Turin, 10-11 novembre 2000

1. La Conférence de Turin sur le travail se tient à un moment crucial pour les pays du G8 pour quatre raisons. Premièrement, il existe une possibilité de continuer à réduire le chômage dans le but de parvenir au plein emploi si l'on peut maintenir une croissance plus rapide. Cependant, la situation macroéconomique peut être remise en question comme le montrent les récentes répercussions des augmentations du prix du pétrole. Deuxièmement, les conséquences des technologies de l'information et de la communication ont été l'objet d'un premier examen au Sommet d'Okinawa grâce à la mise en place d'un Groupe d'experts du G8 sur l'accès aux nouvelles technologies (GEANT). Cependant, il est nécessaire que les pouvoirs publics élargissent la panoplie des mesures prises pour faire face aux conséquences dans le domaine du travail et dans le domaine social, et prennent des dispositions particulières pour veiller à ce que le "fossé numérique" ne contribue pas à accentuer davantage la fracture sociale. Troisièmement, dans les pays du G8 et au-delà de leurs frontières, l'opinion publique se préoccupe de plus en plus des effets secondaires préjudiciables d'une conception de la mondialisation fondée sur la simple déréglementation des marchés alors que parallèlement, très peu d'efforts sont déployés pour aider la grande majorité de la population mondiale qui reste prise au piège de la pauvreté. Il est essentiel que les ministres du Travail utilisent la Conférence de Turin comme une occasion de faire savoir clairement qu'ils vont prendre des mesures dans chacun de ces domaines. Quatrièmement, cette conférence permet également de faire le point quant aux conséquences, sur le marché du travail et sur la collectivité, du vieillissement des populations dans les pays industrialisés et de veiller à ce que des mesures soient prises pour garantir un accès équitable du marché du travail aux travailleurs âgés.

Parvenir au plein emploi

2. Pour la première fois dans une génération, il est possible de revenir au plein emploi. Les pays du G8 semblent amorcer une période de croissance économique plus rapide ce qui est le seul facteur le plus important pour la création d'emplois. La récente expérience des Etats-Unis a montré qu'une croissance soutenue de la demande peut ramener le chômage en dessous des estimations artificielles du chômage structurel ce qui peut à son tour favoriser l'amélioration de la productivité et des réductions encourageantes - bien que longuement différées - des inégalités.

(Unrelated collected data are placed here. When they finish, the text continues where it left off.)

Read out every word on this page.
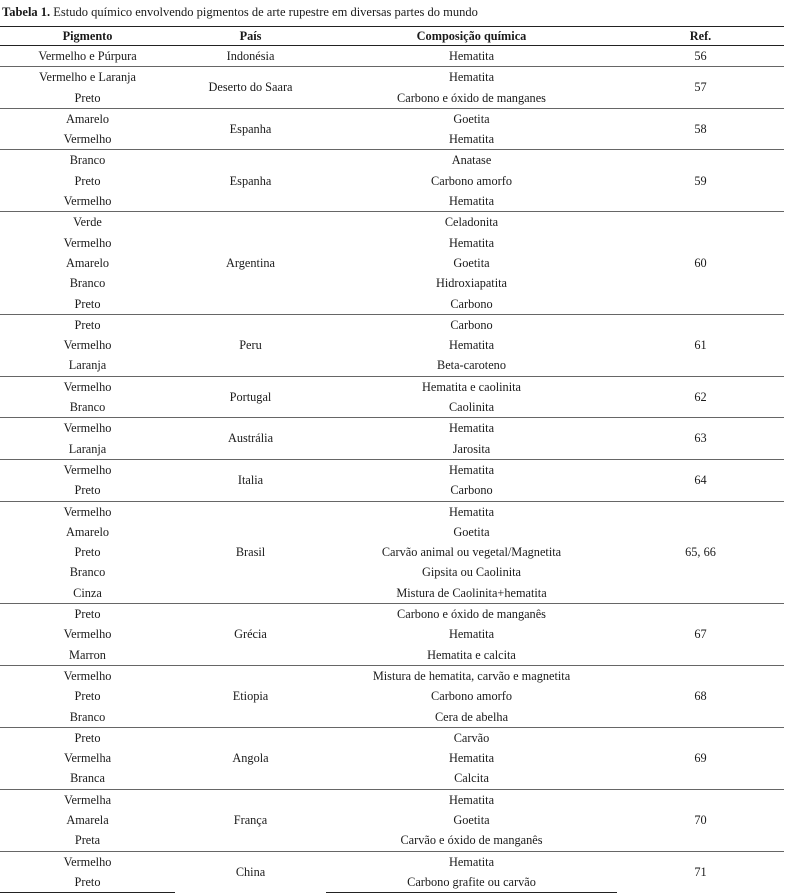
Tabela 1. Estudo químico envolvendo pigmentos de arte rupestre em diversas partes do mundo
Pigmento	País	Composição química	Ref.
Vermelho e Púrpura	Indonésia	Hematita	56
Vermelho e Laranja	Deserto do Saara	Hematita	57
Preto		Carbono e óxido de manganes	
Amarelo	Espanha	Goetita	58
Vermelho		Hematita	
Branco	Espanha	Anatase	59
Preto		Carbono amorfo	
Vermelho		Hematita	
Verde	Argentina	Celadonita	60
Vermelho		Hematita	
Amarelo		Goetita	
Branco		Hidroxiapatita	
Preto		Carbono	
Preto	Peru	Carbono	61
Vermelho		Hematita	
Laranja		Beta-caroteno	
Vermelho	Portugal	Hematita e caolinita	62
Branco		Caolinita	
Vermelho	Austrália	Hematita	63
Laranja		Jarosita	
Vermelho	Italia	Hematita	64
Preto		Carbono	
Vermelho	Brasil	Hematita	65, 66
Amarelo		Goetita	
Preto		Carvão animal ou vegetal/Magnetita	
Branco		Gipsita ou Caolinita	
Cinza		Mistura de Caolinita+hematita	
Preto	Grécia	Carbono e óxido de manganês	67
Vermelho		Hematita	
Marron		Hematita e calcita	
Vermelho	Etiopia	Mistura de hematita, carvão e magnetita	68
Preto		Carbono amorfo	
Branco		Cera de abelha	
Preto	Angola	Carvão	69
Vermelha		Hematita	
Branca		Calcita	
Vermelha	França	Hematita	70
Amarela		Goetita	
Preta		Carvão e óxido de manganês	
Vermelho	China	Hematita	71
Preto		Carbono grafite ou carvão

3. Dans l'ensemble du G8, les perspectives favorables de croissance ne peuvent pas être considérées comme un fait établi car les risques et les incertitudes récentes liés aux augmentations du prix du pétrole montrent que la situation macroéconomique reste problématique. Les banques centrales et les ministres des Finances du G8 doivent adopter et maintenir des politiques monétaires axées sur la croissance et des politiques budgétaires d'accompagnement. Ils devraient se tenir prêts à prendre des mesures de grande envergure au cas où les perspectives de croissance de l'économie et de l'emploi se détérioreraient. Au sein de leurs gouvernements, les ministres du Travail du G8 doivent agir comme de puissants porte-parole partisans de politiques destinées à favoriser la croissance et à lutter contre la pauvreté. Il est important que le choc pétrolier actuel ait été absorbé sans avoir des effets de deuxième tour sur les salaires et les prix. Ceci montre la priorité que les négociateurs donnent à l'emploi dans les négociations salariales en cours.

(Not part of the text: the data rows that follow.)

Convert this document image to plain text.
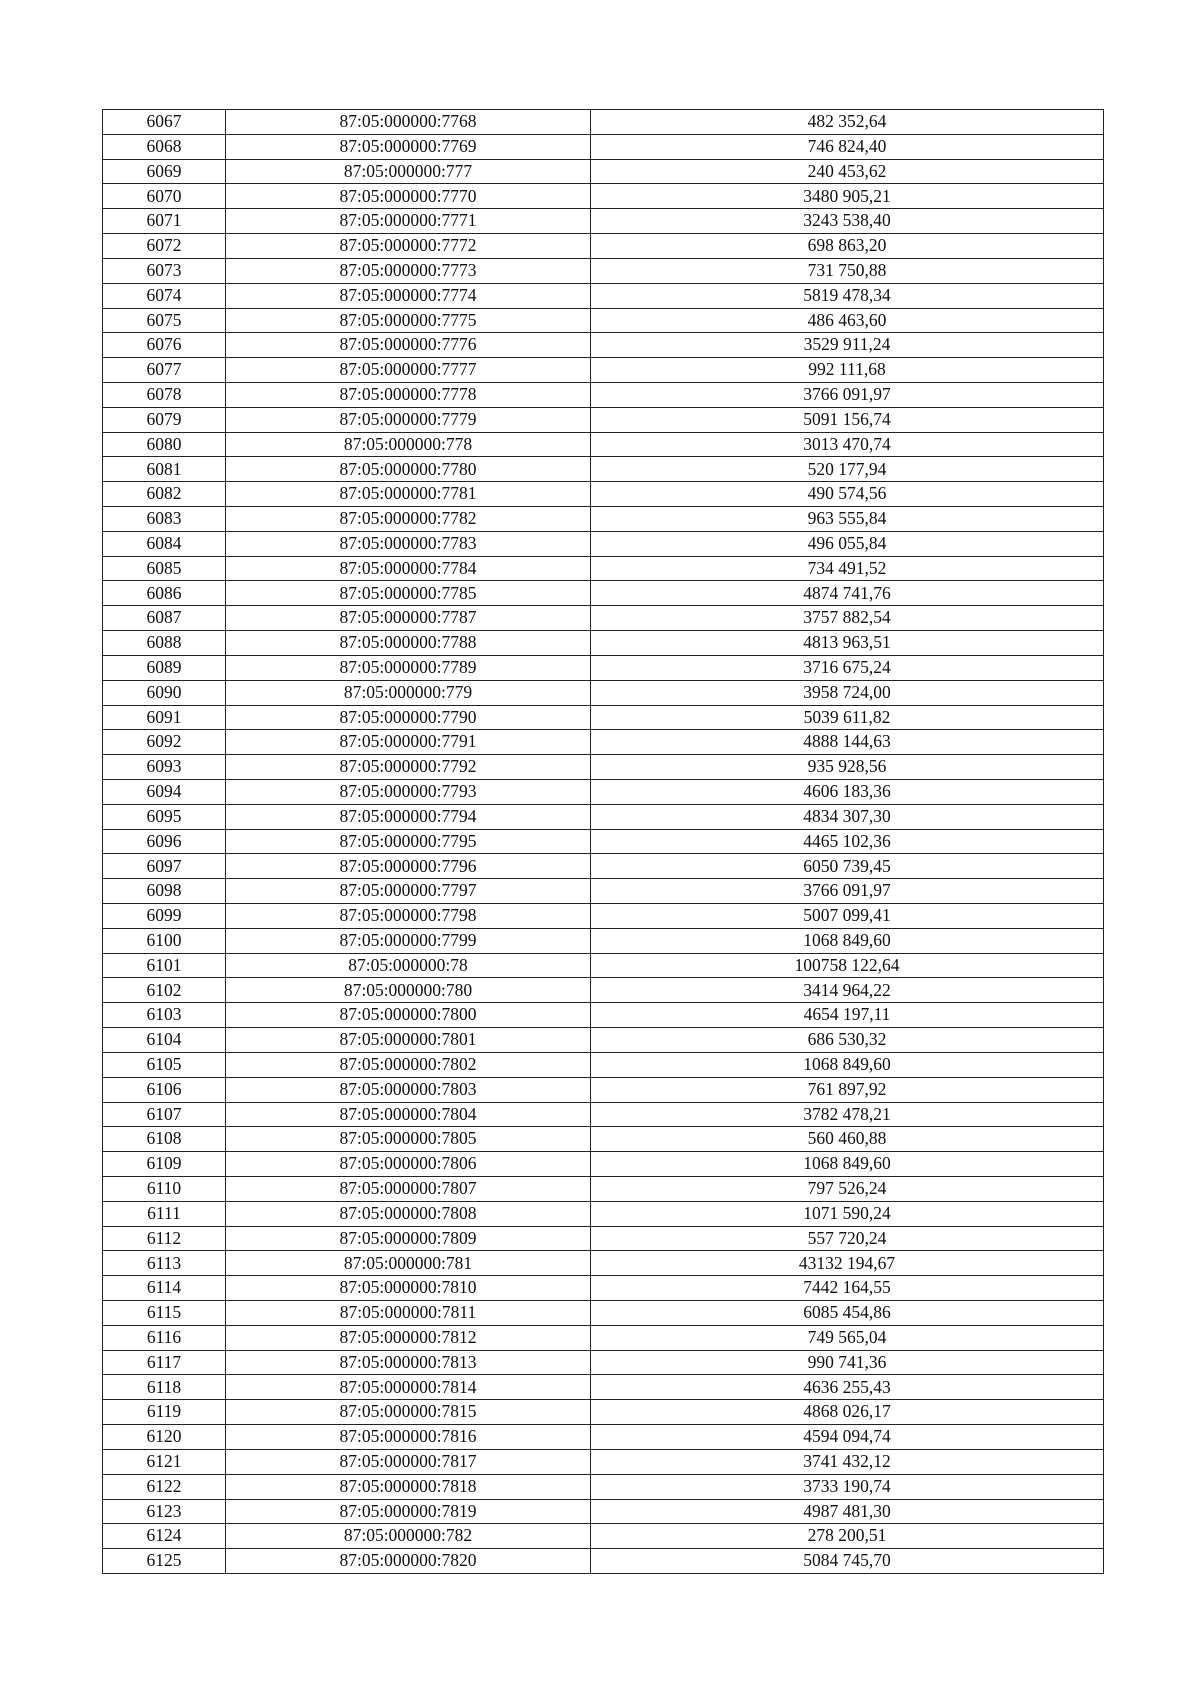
6067	87:05:000000:7768	482 352,64
6068	87:05:000000:7769	746 824,40
6069	87:05:000000:777	240 453,62
6070	87:05:000000:7770	3480 905,21
6071	87:05:000000:7771	3243 538,40
6072	87:05:000000:7772	698 863,20
6073	87:05:000000:7773	731 750,88
6074	87:05:000000:7774	5819 478,34
6075	87:05:000000:7775	486 463,60
6076	87:05:000000:7776	3529 911,24
6077	87:05:000000:7777	992 111,68
6078	87:05:000000:7778	3766 091,97
6079	87:05:000000:7779	5091 156,74
6080	87:05:000000:778	3013 470,74
6081	87:05:000000:7780	520 177,94
6082	87:05:000000:7781	490 574,56
6083	87:05:000000:7782	963 555,84
6084	87:05:000000:7783	496 055,84
6085	87:05:000000:7784	734 491,52
6086	87:05:000000:7785	4874 741,76
6087	87:05:000000:7787	3757 882,54
6088	87:05:000000:7788	4813 963,51
6089	87:05:000000:7789	3716 675,24
6090	87:05:000000:779	3958 724,00
6091	87:05:000000:7790	5039 611,82
6092	87:05:000000:7791	4888 144,63
6093	87:05:000000:7792	935 928,56
6094	87:05:000000:7793	4606 183,36
6095	87:05:000000:7794	4834 307,30
6096	87:05:000000:7795	4465 102,36
6097	87:05:000000:7796	6050 739,45
6098	87:05:000000:7797	3766 091,97
6099	87:05:000000:7798	5007 099,41
6100	87:05:000000:7799	1068 849,60
6101	87:05:000000:78	100758 122,64
6102	87:05:000000:780	3414 964,22
6103	87:05:000000:7800	4654 197,11
6104	87:05:000000:7801	686 530,32
6105	87:05:000000:7802	1068 849,60
6106	87:05:000000:7803	761 897,92
6107	87:05:000000:7804	3782 478,21
6108	87:05:000000:7805	560 460,88
6109	87:05:000000:7806	1068 849,60
6110	87:05:000000:7807	797 526,24
6111	87:05:000000:7808	1071 590,24
6112	87:05:000000:7809	557 720,24
6113	87:05:000000:781	43132 194,67
6114	87:05:000000:7810	7442 164,55
6115	87:05:000000:7811	6085 454,86
6116	87:05:000000:7812	749 565,04
6117	87:05:000000:7813	990 741,36
6118	87:05:000000:7814	4636 255,43
6119	87:05:000000:7815	4868 026,17
6120	87:05:000000:7816	4594 094,74
6121	87:05:000000:7817	3741 432,12
6122	87:05:000000:7818	3733 190,74
6123	87:05:000000:7819	4987 481,30
6124	87:05:000000:782	278 200,51
6125	87:05:000000:7820	5084 745,70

4. La Conférence du G8 sur le travail, à Turin, devrait entamer un dialogue avec les partenaires sociaux au sujet des mesures nécessaires pour supprimer tout blocage faisant son apparition au niveau de l'offre des économies du G8. En ce qui concerne l'Europe, les Directives sur l'Emploi de la Commission européenne doivent être renforcées. Les mesures actives visant le marché du travail ainsi que les mesures relatives à la formation et au recyclage doivent être convenablement financées et il faut des ressources financières supplémentaires.

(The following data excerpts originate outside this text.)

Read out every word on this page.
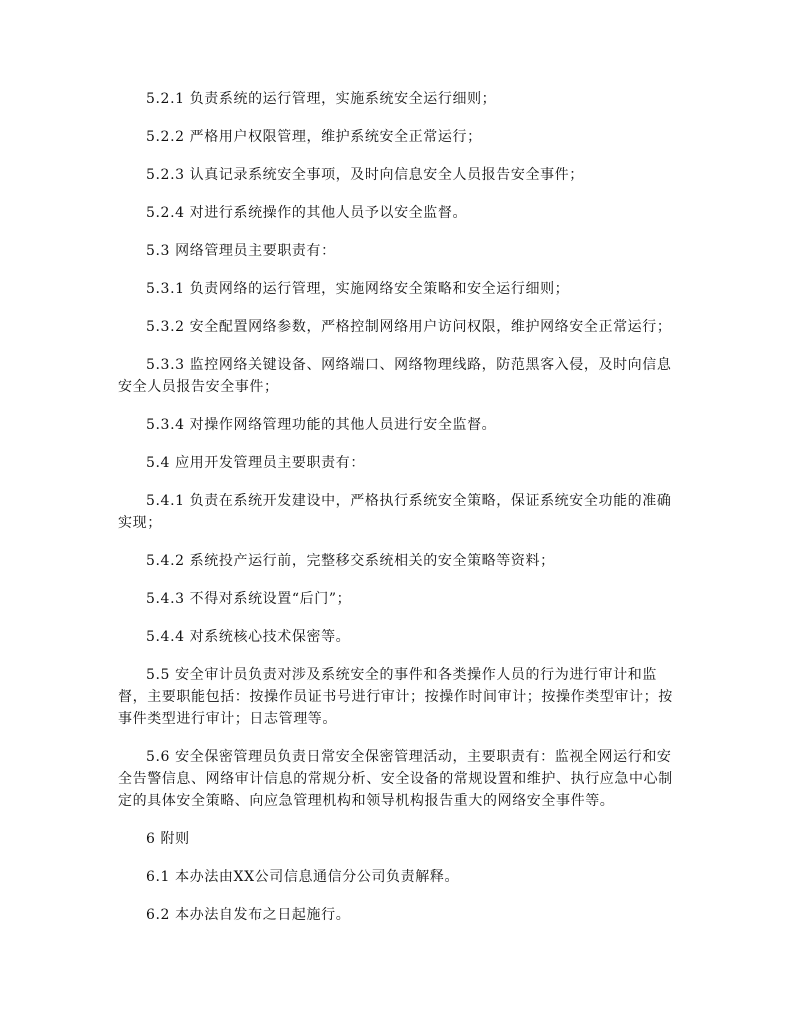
5.2.1 负责系统的运行管理，实施系统安全运行细则；

5.2.2 严格用户权限管理，维护系统安全正常运行；

5.2.3 认真记录系统安全事项，及时向信息安全人员报告安全事件；

5.2.4 对进行系统操作的其他人员予以安全监督。

5.3 网络管理员主要职责有：

5.3.1 负责网络的运行管理，实施网络安全策略和安全运行细则；

5.3.2 安全配置网络参数，严格控制网络用户访问权限，维护网络安全正常运行；

5.3.3 监控网络关键设备、网络端口、网络物理线路，防范黑客入侵，及时向信息安全人员报告安全事件；

5.3.4 对操作网络管理功能的其他人员进行安全监督。

5.4 应用开发管理员主要职责有：

5.4.1 负责在系统开发建设中，严格执行系统安全策略，保证系统安全功能的准确实现；

5.4.2 系统投产运行前，完整移交系统相关的安全策略等资料；

5.4.3 不得对系统设置“后门”；

5.4.4 对系统核心技术保密等。

5.5 安全审计员负责对涉及系统安全的事件和各类操作人员的行为进行审计和监督，主要职能包括：按操作员证书号进行审计；按操作时间审计；按操作类型审计；按事件类型进行审计；日志管理等。

5.6 安全保密管理员负责日常安全保密管理活动，主要职责有：监视全网运行和安全告警信息、网络审计信息的常规分析、安全设备的常规设置和维护、执行应急中心制定的具体安全策略、向应急管理机构和领导机构报告重大的网络安全事件等。

6 附则

6.1 本办法由XX公司信息通信分公司负责解释。

6.2 本办法自发布之日起施行。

5. D'une manière plus générale, il est essentiel d'intégrer les objectifs sociaux de réduction de la pauvreté et de plus grande équité aux stratégies économiques visant à maintenir une croissance plus rapide. Les politiques destinées à "valoriser le travail" doivent s'appuyer sur l'accroissement des possibilités d'emplois convenables par le biais de l'intégration de salaires minimums bien déterminés, de prestations liées à l'exercice d'un emploi et de stratégies de définition de profils de carrière pour les travailleurs à bas revenus grâce à l'augmentation de la productivité et à l'accès à la formation et au recyclage. Il est indispensable que les investissements dans les services de garde des enfants et que les horaires de travail adaptables négociés servent à garantir l'égalité générale et accroissent les débouchés professionnels des femmes. Il y a lieu d'introduire dans les directives sur l'emploi de l'Union européenne davantage d'objectifs quantitatifs en faveur de l'équité au niveau des sexes.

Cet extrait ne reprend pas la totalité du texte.